Carmen is introduced buying a very specific shade of pink paint for the coastal house she is remodeling. Outside of the store, noise, presumably gunshots, are heard. The customers stay within the confines of the paint shop. When Carmen steps out, she finds a shoe that has fallen under her car. Being the wife of a successful doctor, Carmen also does volunteer work for the church. She is persuaded by a priest to house a wounded young man, described as a thief who stole some bread, to protect him from an unjust prison sentence. She hides the young man in what might be considered an act of Christian charity. While becoming aware that she is now responsible for a political activist, Carmen also becomes more committed in spite of the dangers posed to both herself and her family.
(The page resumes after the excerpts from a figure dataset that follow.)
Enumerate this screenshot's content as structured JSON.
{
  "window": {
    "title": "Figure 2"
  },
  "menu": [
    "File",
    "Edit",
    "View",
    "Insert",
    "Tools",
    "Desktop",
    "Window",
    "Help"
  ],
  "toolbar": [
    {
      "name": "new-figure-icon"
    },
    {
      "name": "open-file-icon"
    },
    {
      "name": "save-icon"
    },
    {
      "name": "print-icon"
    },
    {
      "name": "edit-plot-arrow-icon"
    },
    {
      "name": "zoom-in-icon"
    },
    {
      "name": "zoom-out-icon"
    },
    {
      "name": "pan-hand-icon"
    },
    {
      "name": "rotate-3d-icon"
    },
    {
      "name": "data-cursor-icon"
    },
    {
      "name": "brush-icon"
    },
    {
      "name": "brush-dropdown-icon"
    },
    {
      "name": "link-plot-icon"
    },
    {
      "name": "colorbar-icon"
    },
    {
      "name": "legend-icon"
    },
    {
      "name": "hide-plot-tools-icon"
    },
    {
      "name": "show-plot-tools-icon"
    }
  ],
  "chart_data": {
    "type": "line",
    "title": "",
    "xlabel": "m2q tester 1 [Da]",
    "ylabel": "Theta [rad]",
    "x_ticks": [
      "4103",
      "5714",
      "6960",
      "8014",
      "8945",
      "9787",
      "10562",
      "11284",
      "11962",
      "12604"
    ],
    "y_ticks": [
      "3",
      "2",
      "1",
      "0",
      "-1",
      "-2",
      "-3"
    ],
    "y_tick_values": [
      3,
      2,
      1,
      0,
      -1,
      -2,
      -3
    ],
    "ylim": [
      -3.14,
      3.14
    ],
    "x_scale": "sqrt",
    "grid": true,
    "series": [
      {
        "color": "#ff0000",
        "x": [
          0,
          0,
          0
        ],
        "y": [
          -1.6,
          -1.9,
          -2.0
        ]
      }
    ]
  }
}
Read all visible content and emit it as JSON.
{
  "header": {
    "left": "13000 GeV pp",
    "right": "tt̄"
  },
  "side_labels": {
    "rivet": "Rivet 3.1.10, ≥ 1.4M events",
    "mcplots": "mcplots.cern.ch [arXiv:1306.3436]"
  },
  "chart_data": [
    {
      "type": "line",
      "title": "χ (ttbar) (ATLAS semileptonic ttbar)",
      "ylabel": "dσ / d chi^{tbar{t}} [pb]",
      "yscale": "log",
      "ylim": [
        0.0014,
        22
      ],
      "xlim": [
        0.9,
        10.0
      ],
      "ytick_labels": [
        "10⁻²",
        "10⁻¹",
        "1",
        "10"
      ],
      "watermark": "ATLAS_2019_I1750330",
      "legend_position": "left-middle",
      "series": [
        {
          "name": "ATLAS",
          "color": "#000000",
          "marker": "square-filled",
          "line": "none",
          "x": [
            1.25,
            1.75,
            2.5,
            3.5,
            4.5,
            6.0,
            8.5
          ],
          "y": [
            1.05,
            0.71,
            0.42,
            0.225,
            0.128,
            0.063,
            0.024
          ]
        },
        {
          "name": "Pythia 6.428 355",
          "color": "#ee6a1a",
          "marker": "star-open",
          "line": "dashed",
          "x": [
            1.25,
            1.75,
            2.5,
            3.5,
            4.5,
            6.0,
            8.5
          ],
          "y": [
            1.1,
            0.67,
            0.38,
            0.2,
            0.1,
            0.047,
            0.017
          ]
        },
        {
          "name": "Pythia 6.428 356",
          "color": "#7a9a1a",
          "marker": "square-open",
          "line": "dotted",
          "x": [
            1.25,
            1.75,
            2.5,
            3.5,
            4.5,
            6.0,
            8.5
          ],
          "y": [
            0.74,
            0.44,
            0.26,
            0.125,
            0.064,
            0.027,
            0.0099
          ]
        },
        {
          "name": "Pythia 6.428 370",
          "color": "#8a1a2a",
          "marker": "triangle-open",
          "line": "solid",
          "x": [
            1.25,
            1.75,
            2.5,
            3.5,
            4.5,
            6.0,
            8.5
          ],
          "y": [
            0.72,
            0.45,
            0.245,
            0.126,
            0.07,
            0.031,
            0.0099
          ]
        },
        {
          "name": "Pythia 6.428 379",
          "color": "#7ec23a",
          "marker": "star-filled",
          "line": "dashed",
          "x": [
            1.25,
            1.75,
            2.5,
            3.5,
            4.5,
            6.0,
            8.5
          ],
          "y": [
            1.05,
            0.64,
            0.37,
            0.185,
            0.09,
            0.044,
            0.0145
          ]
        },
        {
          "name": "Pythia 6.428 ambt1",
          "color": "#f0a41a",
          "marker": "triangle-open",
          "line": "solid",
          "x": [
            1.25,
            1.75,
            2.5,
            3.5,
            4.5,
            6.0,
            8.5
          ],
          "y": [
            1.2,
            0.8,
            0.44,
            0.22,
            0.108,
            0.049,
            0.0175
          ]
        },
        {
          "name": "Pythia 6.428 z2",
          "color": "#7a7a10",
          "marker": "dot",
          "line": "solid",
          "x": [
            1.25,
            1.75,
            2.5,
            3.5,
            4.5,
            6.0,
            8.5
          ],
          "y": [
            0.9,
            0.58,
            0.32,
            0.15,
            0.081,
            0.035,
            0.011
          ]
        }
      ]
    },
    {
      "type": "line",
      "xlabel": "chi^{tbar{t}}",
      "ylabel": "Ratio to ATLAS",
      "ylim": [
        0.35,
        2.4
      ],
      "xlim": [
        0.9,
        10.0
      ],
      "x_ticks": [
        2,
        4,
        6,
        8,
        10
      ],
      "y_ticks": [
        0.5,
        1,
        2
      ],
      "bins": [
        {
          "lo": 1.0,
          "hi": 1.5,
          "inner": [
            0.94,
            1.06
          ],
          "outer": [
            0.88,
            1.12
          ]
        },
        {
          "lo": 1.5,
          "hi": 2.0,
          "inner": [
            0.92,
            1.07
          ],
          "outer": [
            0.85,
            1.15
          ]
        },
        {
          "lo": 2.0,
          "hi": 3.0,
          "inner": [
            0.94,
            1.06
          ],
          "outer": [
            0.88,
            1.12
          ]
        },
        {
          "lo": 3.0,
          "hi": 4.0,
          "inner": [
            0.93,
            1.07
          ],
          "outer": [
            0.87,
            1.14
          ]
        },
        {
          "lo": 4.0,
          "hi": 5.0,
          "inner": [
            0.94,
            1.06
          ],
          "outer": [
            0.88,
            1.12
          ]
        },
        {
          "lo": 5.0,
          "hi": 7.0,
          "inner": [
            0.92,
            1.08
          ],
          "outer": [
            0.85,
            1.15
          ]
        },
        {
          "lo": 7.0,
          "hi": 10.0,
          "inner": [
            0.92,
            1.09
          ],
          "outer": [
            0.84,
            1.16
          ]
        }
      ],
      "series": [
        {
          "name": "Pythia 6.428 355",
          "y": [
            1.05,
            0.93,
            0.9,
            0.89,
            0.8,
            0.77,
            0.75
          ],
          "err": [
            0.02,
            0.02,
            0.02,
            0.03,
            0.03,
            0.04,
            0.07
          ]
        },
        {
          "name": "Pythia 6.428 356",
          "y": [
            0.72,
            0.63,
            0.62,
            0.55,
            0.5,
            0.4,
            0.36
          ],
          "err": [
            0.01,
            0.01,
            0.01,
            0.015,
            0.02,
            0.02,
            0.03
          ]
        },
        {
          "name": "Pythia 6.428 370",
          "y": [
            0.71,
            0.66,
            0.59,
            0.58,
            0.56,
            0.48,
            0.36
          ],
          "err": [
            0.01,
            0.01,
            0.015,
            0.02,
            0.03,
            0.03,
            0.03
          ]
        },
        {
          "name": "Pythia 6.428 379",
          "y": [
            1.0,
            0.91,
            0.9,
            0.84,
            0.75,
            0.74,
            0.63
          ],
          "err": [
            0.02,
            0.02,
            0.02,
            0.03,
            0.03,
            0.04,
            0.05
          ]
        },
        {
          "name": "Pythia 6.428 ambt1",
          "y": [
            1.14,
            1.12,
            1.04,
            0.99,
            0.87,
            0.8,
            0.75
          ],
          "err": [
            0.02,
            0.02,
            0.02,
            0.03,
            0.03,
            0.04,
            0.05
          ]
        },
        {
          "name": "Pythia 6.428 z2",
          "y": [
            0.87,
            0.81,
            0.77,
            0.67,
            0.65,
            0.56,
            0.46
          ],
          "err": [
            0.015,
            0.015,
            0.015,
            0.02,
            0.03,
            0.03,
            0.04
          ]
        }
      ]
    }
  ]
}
Is Carmen being followed by the driver behind her? Is the stranger at the roadside restaurant merely looking for brief conversation? Was Carmen's car broken into with contents strewn by some government agent or was it simply the result of parking in a poor neighborhood? Maria Portugal's score helps supplement the sense of suspense, with some of the music being electronically treated and distorted. Martelli discussing the music in an interview: "“The sounds and the music in the film are important because, in the end, I was asking myself how to portray that horror from the point of view of Carmen. That was my initial premise. I wanted to observe the period from her angle. For her the horror was invisible. Even when she begins to feel it, it is still invisible. She starts to perceive it, she knows it is there, but she cannot see it."

While 1976 is Manuela Martelli's directorial feature debut, this follows a handful of shorts and two decades of acting. A significant number of key production positions are held by women including the editing and cinematography. Ms. Martelli has already won several awards for directing a first feature.